As someone who worked for German, as well as North American companies, your experience is not the norm in NA. Wish it was.

[–] [email protected] 6 points 5 months ago

In well-run orgs, yes. Most places are not well-run.

[–] [email protected] 0 points 5 months ago (1 children)

I was let go somewhat recently and I noticed just yesterday that I still have admin access to their facebook app.

[–] [email protected] 3 points 5 months ago

Time to get busy and say it's a pen test of their systems.

[–] [email protected] 8 points 5 months ago

I mean kind of depends. I got a soft layoff so worked 6 months more and got 3 months pay for the transfer to India.

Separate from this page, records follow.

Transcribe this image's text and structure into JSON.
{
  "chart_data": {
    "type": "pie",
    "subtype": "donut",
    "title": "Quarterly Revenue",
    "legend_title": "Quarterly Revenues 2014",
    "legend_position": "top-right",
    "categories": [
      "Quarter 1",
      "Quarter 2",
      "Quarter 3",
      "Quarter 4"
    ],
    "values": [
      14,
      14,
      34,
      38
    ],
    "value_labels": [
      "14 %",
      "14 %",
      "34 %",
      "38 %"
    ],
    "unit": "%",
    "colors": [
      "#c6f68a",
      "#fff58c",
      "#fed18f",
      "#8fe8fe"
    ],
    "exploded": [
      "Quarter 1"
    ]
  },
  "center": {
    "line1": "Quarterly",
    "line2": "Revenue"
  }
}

I think best practices for highly secure environments is at the time of notice you lock the account and give that person 2 weeks off.

Most normal company’s it’s cool work till your last day, do your exit interview and we lock your account on Friday afternoon or Monday

Also you never want to change someone’s password on termination. What if their login is running some business critical tasks? Not best practices but I can tell you it happens a lot especially for reporting. If you lock the account you can always just reenable it and work to fix the issue

[–] [email protected] 4 points 5 months ago (1 children)

Last year, I tried my admin creds at my old job and it still worked. I was afraid of retaliation so I sent them a message from a throwaway email about changing their passwords.

[–] [email protected] 3 points 5 months ago

Legally, it would have been better to send the mail from your personal account.
Otherwise there's a possibility that something happens to get fucked up right around the time you logged in, they pull the logs and find your access.
Bam, motive and opportunity, and no way to provide an alibi.